カーテン・じゅうたん王国(東京都中央区、今井満春社長)は、埼玉県の大宮店舗内に、30代女性客をターゲットにした新エリア、madoto+(まどと)をオープンした。同社主力の窓回り製品だけでなく雑貨など、これまで扱ってこなかったジャンルの製品についても追加的に販売を試みる。従来のカーテンや絨毯にとどまらず、生活空間に向けたプラスワン提案を行うエリアであることから、名称にプラスが加えられた。

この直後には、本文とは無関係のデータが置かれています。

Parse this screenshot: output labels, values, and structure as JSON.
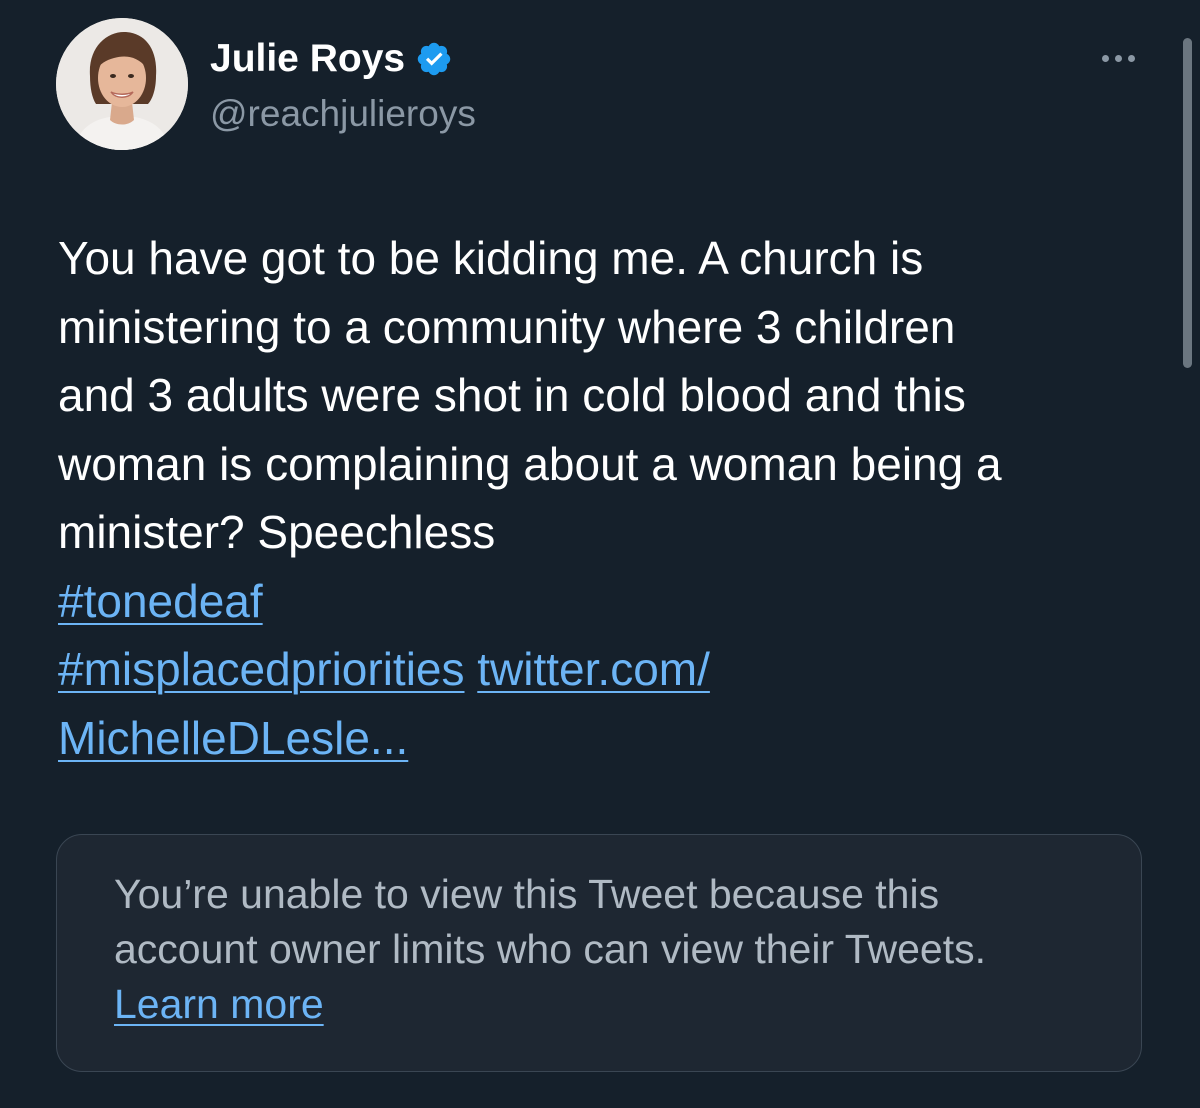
{
  "author": {
    "display_name": "Julie Roys",
    "handle": "@reachjulieroys",
    "verified": true,
    "avatar_icon": "profile-photo"
  },
  "more_icon": "more-horizontal-icon",
  "tweet": {
    "lines": [
      "You have got to be kidding me. A church is",
      "ministering to a community where 3 children",
      "and 3 adults were shot in cold blood and this",
      "woman is complaining about a woman being a",
      "minister? Speechless"
    ],
    "hashtag_1": "#tonedeaf",
    "hashtag_2": "#misplacedpriorities",
    "link_part_1": "twitter.com/",
    "link_part_2": "MichelleDLesle..."
  },
  "quoted_notice": {
    "line_1": "You’re unable to view this Tweet because this",
    "line_2": "account owner limits who can view their Tweets.",
    "learn_more": "Learn more"
  },
  "colors": {
    "background": "#15202b",
    "link": "#6cb4f5",
    "secondary_text": "#8b98a5",
    "verified": "#1d9bf0"
  }
}
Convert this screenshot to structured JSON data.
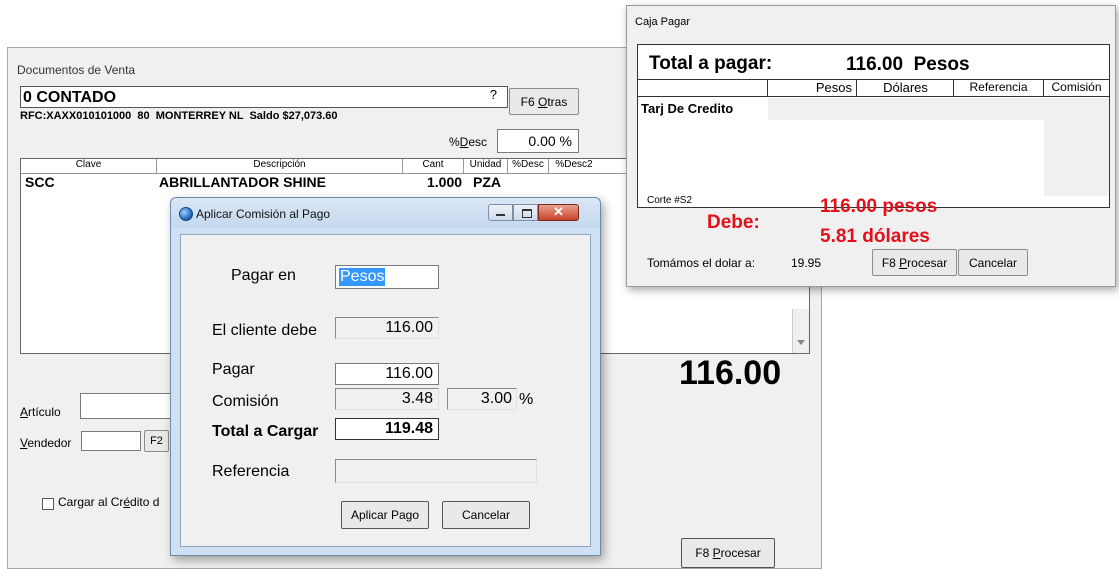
{
  "venta": {
    "title": "Documentos de Venta",
    "cliente": "0 CONTADO",
    "question": "?",
    "f6_prefix": "F6 ",
    "f6_u": "O",
    "f6_rest": "tras",
    "rfc_line": "RFC:XAXX010101000  80  MONTERREY NL  Saldo $27,073.60",
    "desc_prefix": "%",
    "desc_u": "D",
    "desc_rest": "esc",
    "desc_value": "0.00 %",
    "columns": [
      "Clave",
      "Descripción",
      "Cant",
      "Unidad",
      "%Desc",
      "%Desc2"
    ],
    "row": {
      "clave": "SCC",
      "descripcion": "ABRILLANTADOR SHINE",
      "cant": "1.000",
      "unidad": "PZA"
    },
    "total": "116.00",
    "articulo_u": "A",
    "articulo_rest": "rtículo",
    "vendedor_u": "V",
    "vendedor_rest": "endedor",
    "f2": "F2",
    "credito_pre": "Cargar al Cr",
    "credito_u": "é",
    "credito_rest": "dito d",
    "f8_prefix": "F8 ",
    "f8_u": "P",
    "f8_rest": "rocesar"
  },
  "comision": {
    "title": "Aplicar Comisión al Pago",
    "pagar_en_label": "Pagar en",
    "pagar_en_value": "Pesos",
    "cliente_debe_label": "El cliente debe",
    "cliente_debe_value": "116.00",
    "pagar_label": "Pagar",
    "pagar_value": "116.00",
    "comision_label": "Comisión",
    "comision_value": "3.48",
    "comision_pct": "3.00",
    "pct_sign": "%",
    "total_label": "Total a Cargar",
    "total_value": "119.48",
    "referencia_label": "Referencia",
    "referencia_value": "",
    "aplicar_label": "Aplicar Pago",
    "cancelar_label": "Cancelar"
  },
  "caja": {
    "title": "Caja Pagar",
    "total_label": "Total a pagar:",
    "total_value": "116.00  Pesos",
    "columns": [
      "Pesos",
      "Dólares",
      "Referencia",
      "Comisión"
    ],
    "rows": [
      "Tarj De Credito"
    ],
    "corte": "Corte #S2",
    "debe_label": "Debe:",
    "debe_pesos": "116.00 pesos",
    "debe_dolares": "5.81 dólares",
    "dolar_label": "Tomámos el dolar a:",
    "dolar_value": "19.95",
    "f8_prefix": "F8 ",
    "f8_u": "P",
    "f8_rest": "rocesar",
    "cancelar_label": "Cancelar"
  },
  "colors": {
    "red": "#e3101a",
    "selection": "#3399ff",
    "dialog_bg": "#f0f0f0"
  }
}
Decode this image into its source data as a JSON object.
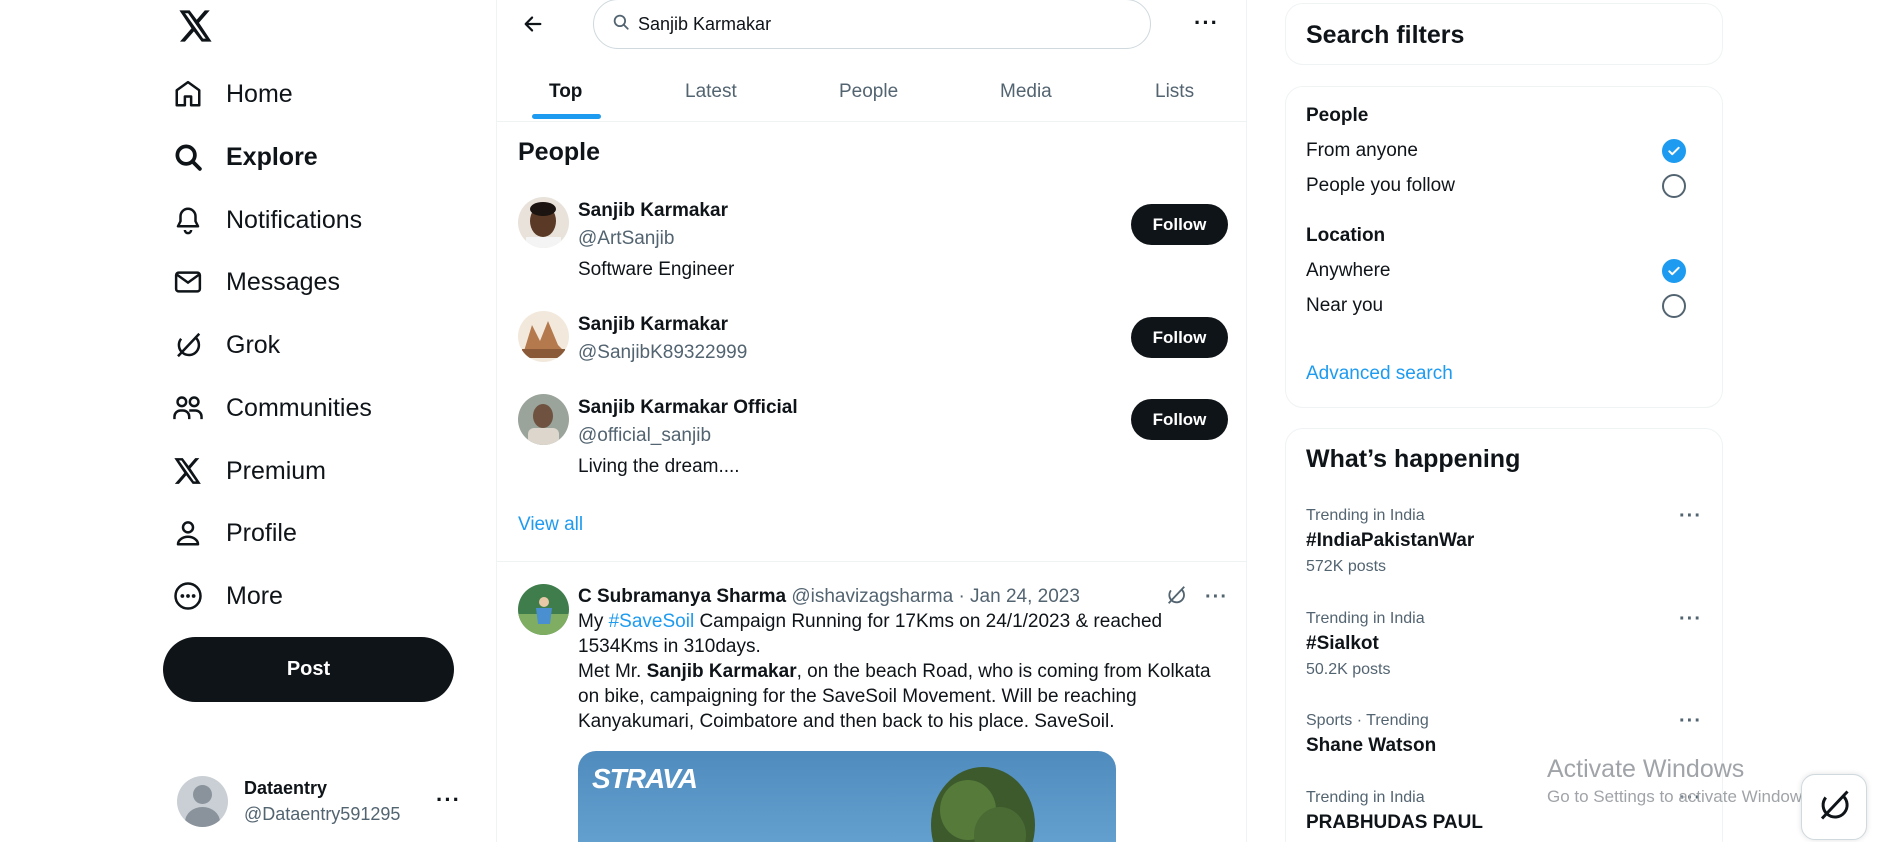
{
  "nav": {
    "items": [
      {
        "label": "Home",
        "icon": "home-icon"
      },
      {
        "label": "Explore",
        "icon": "search-icon"
      },
      {
        "label": "Notifications",
        "icon": "bell-icon"
      },
      {
        "label": "Messages",
        "icon": "mail-icon"
      },
      {
        "label": "Grok",
        "icon": "grok-icon"
      },
      {
        "label": "Communities",
        "icon": "communities-icon"
      },
      {
        "label": "Premium",
        "icon": "x-logo-icon"
      },
      {
        "label": "Profile",
        "icon": "person-icon"
      },
      {
        "label": "More",
        "icon": "more-circle-icon"
      }
    ],
    "active": "Explore",
    "post_label": "Post",
    "account": {
      "name": "Dataentry",
      "handle": "@Dataentry591295"
    }
  },
  "search": {
    "value": "Sanjib Karmakar"
  },
  "tabs": [
    "Top",
    "Latest",
    "People",
    "Media",
    "Lists"
  ],
  "active_tab": "Top",
  "people_section": {
    "title": "People",
    "people": [
      {
        "name": "Sanjib Karmakar",
        "handle": "@ArtSanjib",
        "bio": "Software Engineer",
        "follow": "Follow"
      },
      {
        "name": "Sanjib Karmakar",
        "handle": "@SanjibK89322999",
        "bio": "",
        "follow": "Follow"
      },
      {
        "name": "Sanjib Karmakar Official",
        "handle": "@official_sanjib",
        "bio": "Living the dream....",
        "follow": "Follow"
      }
    ],
    "view_all": "View all"
  },
  "tweet": {
    "name": "C Subramanya Sharma",
    "handle": "@ishavizagsharma",
    "date": "· Jan 24, 2023",
    "line1_pre": "My ",
    "hashtag": "#SaveSoil",
    "line1_post": " Campaign Running for 17Kms on 24/1/2023 & reached 1534Kms in 310days.",
    "line2_pre": "Met Mr. ",
    "line2_bold": "Sanjib Karmakar",
    "line2_post": ", on the beach Road, who is coming from Kolkata on bike, campaigning for the SaveSoil Movement. Will be reaching Kanyakumari, Coimbatore and then back to his place. SaveSoil.",
    "media_brand": "STRAVA"
  },
  "filters": {
    "title": "Search filters",
    "people_head": "People",
    "people_opts": [
      {
        "label": "From anyone",
        "checked": true
      },
      {
        "label": "People you follow",
        "checked": false
      }
    ],
    "location_head": "Location",
    "location_opts": [
      {
        "label": "Anywhere",
        "checked": true
      },
      {
        "label": "Near you",
        "checked": false
      }
    ],
    "advanced": "Advanced search"
  },
  "happening": {
    "title": "What’s happening",
    "trends": [
      {
        "category": "Trending in India",
        "name": "#IndiaPakistanWar",
        "posts": "572K posts"
      },
      {
        "category": "Trending in India",
        "name": "#Sialkot",
        "posts": "50.2K posts"
      },
      {
        "category": "Sports · Trending",
        "name": "Shane Watson",
        "posts": ""
      },
      {
        "category": "Trending in India",
        "name": "PRABHUDAS PAUL",
        "posts": ""
      }
    ]
  },
  "watermark": {
    "line1": "Activate Windows",
    "line2": "Go to Settings to activate Windows."
  },
  "colors": {
    "accent": "#1d9bf0",
    "text": "#0f1419",
    "muted": "#536471"
  }
}
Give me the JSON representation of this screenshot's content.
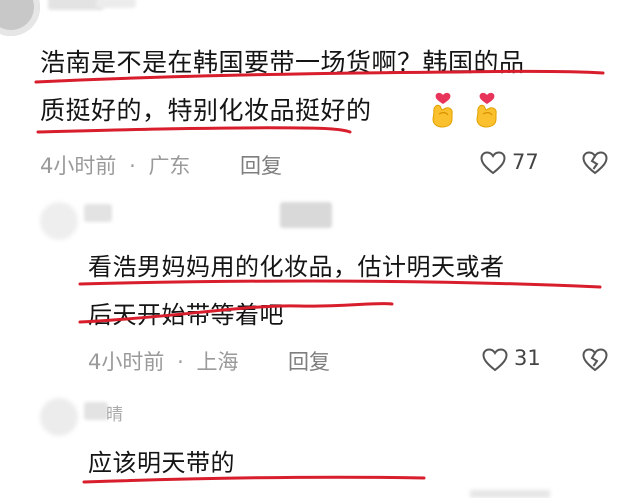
{
  "comments": [
    {
      "username": "",
      "text_lines": [
        "浩南是不是在韩国要带一场货啊？韩国的品",
        "质挺好的，特别化妆品挺好的"
      ],
      "emojis": [
        "finger-heart-emoji",
        "finger-heart-emoji"
      ],
      "time": "4小时前",
      "location": "广东",
      "reply_label": "回复",
      "likes": "77"
    },
    {
      "username": "",
      "text_lines": [
        "看浩男妈妈用的化妆品，估计明天或者",
        "后天开始带等着吧"
      ],
      "time": "4小时前",
      "location": "上海",
      "reply_label": "回复",
      "likes": "31"
    },
    {
      "username": "晴",
      "text_lines": [
        "应该明天带的"
      ]
    }
  ],
  "separator": "·",
  "colors": {
    "underline": "#d81e2c",
    "meta_text": "#9a9a9a",
    "primary_text": "#141414"
  },
  "icons": {
    "like": "heart-outline-icon",
    "dislike": "broken-heart-icon"
  }
}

同社の主要な顧客層はこれまで50代以上が中心で、20代、30代等の若年購買層は比較的少なめだという。若年層は今後いくつものライフステージを迎え、更新需要に直面する可能性が高いことから、同社はこの年代へのアプローチを積極的に行いたい考えだ。大宮店は比較的他店舗より30代の来店客が多いため、”madoto+”のパイロット店舗となったという。
店内入ってすぐ左手に、グレイッシュな床材にナチュラルテイストの什器で構成された新設エリアが広がる。住宅に使われる床材のトレンド色を取り入れるなどして、顧客が親近感を持ちやすいよう配慮された。新設エリアのそばに、新たに窓も設けられた。外から店内の様子をうかがえるようにするためだったが、採光の効果と床材の色合いが相まって明るい空間づくりにも一役買っていた。
”madoto+”エリアでは、天然素材のカーテンが販売されていた。若年層に一番興味を持ってもらいやすいラインナップだという。その他、パーソナルスペース向けの小型ラグマットやキッチン雑貨、籠、ソープ、フォトフレームといった生活雑貨も並ぶ。このような雑貨はこれまでほとんど取り扱いがなかった。
また新築住宅のカーテン選びは、見積もりに2時間から半日近くかかるケースもあるという。子連れ世代の長時間の滞在に対応すべく、トイレを改装しておむつ台も新設された。おしゃれなカーテン売り場というよりも、若年層向けの空間提案エリアが生まれたといえる。今後、顧客の反応を見ながら、内容の改定及びその他店舗にも水平展開していく予定だ。また、駅で立ち寄れる小型店舗の開店も視野に入れているとした。
madoto+でECサイト購買層も狙う
同社は自社のECサイトでもカーテンを販売するが、今後は”madoto+”のオリジナルコンテンツも加えて、若年層向けのカーテンやラグ、雑貨を積極的に販売していく予定だ。若年層はECでの購入に慣れており、自身で採寸方法を調べて実践する人も多い。”madoto+”の顧客層ともほぼイコールだ。30代女性は、仕事や子育てに忙しく、ゆっくりカーテン選びに来店しにくい層とも言える。同社商品部担当者によれば、生地サンプルも無料で郵送するなど柔軟な対応を開始しているという。同社は”madoto+”のコンセプトを基に、実店舗での来店を推進する一方、ECサイトも活用して顧客の囲い込みを推進していく狙いだ。
同社の店舗展開は広範にわたり、新しい取り組みは若年層がよりインテリアに関心を持つきっかけづくりになる可能性もある。今後の出店戦略に注目していきたい。